Some years I scratch my head in frustration over how much I prefer the long and short-lists for awards to the winners. As I loved Wolf in White Van last month, this month I am also selecting an amazing book picked from the National Book Award’s short-list, Station Eleven by Emily St. John Mandel. Station Eleven has already been placed on the ten best books of the year list by the Washington Post and I think it will be on many more selections. It is a great read and I believe a perfect pick for December’s Book Club Book of the Month. Ursula K. Le Guin just received the NBF Medal for Distinguished Contribution to American Letters, one of the most prestigious literary honors. She was recognized as “one of the nations’s most revered writers of science fiction and fantasy, her fully imagined worlds challenging readers to consider profound philosophical and existential questions.” Emily St. John Mandel’s novel Station Eleven follows in the footsteps of the legacy of Le Guin. Station Eleven creates a post-apocolyptic world that examines memory and loss, nostalgia and yearning; the effort of art to deepen our fleeting impressions of the world and bolster our solitude. The novel starts with the death of an actor portraying Shakespeare’s King Lear on the stage. If you are going to delve into the human experience dystopic or not there is no better place to start than with the brilliant insight of Shakespeare’s plays. Let this book entertain you during the holiday season then select it to discuss in your 2015 book clubs.
About the Book
An audacious, darkly glittering novel about art, fame, and ambition set in the eerie days of civilization’s collapse. One snowy night a famous Hollywood actor slumps over and dies onstage during a production of King Lear. Hours later, the world as we know it begins to dissolve. Moving back and forth in time—from the actor’s early days as a film star to fifteen years in the future, when a theater troupe known as The Travelling Symphony roams the wasteland of what remains—this suspenseful, elegiac, spellbinding novel charts the strange twists of fate that connect five people: the actor, the man who tried to save him, the actor’s first wife, his oldest friend, and a young actress with the Traveling Symphony, caught in the crosshairs of a dangerous self-proclaimed prophet. Sometimes terrifying, sometimes tender, Station Eleven tells a story about the relationships that sustain us, the ephemeral nature of fame, and the beauty of the world as we know it.
About the Author
Emily St. John Mandel was born and raised on the west coast of British Columbia, Canada. She studied contemporary dance at the School of Toronto Dance Theatre and lived briefly in Montreal before relocating to New York.

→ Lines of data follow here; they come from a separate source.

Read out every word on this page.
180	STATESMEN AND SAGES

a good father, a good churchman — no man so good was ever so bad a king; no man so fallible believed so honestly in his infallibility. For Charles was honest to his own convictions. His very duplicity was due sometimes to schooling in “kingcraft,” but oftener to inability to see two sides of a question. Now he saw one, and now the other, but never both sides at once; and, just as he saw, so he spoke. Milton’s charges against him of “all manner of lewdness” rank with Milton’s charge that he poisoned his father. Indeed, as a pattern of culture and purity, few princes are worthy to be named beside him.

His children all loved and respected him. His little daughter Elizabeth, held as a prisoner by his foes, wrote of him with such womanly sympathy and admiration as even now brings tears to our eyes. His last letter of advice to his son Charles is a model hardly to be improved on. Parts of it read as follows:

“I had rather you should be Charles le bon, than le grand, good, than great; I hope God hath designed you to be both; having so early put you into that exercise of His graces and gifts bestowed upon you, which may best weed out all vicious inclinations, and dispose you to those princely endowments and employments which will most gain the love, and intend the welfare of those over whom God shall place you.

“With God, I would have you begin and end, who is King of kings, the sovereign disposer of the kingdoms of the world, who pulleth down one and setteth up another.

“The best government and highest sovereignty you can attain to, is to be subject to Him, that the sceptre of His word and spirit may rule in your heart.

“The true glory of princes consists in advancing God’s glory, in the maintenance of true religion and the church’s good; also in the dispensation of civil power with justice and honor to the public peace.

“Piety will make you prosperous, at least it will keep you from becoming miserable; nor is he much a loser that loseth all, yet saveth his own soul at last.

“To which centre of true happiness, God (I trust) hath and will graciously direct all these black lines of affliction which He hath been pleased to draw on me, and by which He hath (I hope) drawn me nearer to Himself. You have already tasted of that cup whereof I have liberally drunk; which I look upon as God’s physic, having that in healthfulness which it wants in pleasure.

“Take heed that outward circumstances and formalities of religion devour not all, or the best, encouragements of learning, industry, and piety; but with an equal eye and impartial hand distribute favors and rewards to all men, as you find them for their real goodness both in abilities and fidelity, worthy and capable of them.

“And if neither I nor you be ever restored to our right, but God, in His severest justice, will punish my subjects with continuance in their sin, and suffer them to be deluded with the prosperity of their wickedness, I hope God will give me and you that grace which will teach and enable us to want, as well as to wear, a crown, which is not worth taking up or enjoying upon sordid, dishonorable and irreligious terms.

Her fourth novel, Station Eleven, is a 2014 National Book Award Finalist. All four of her novels—previous books were Last Night in Montreal, The Singer’s Gun, and The Lola Quartet—were Indie Next Picks, and The Singer’s Gun was the 2014 winner of the Prix Mystere de la Critique in France. Her short fiction and essays have been anthologized in numerous collections, including Best American Mystery Stories 2013. She is a staff writer for The Millions. She lives in New York City with her husband.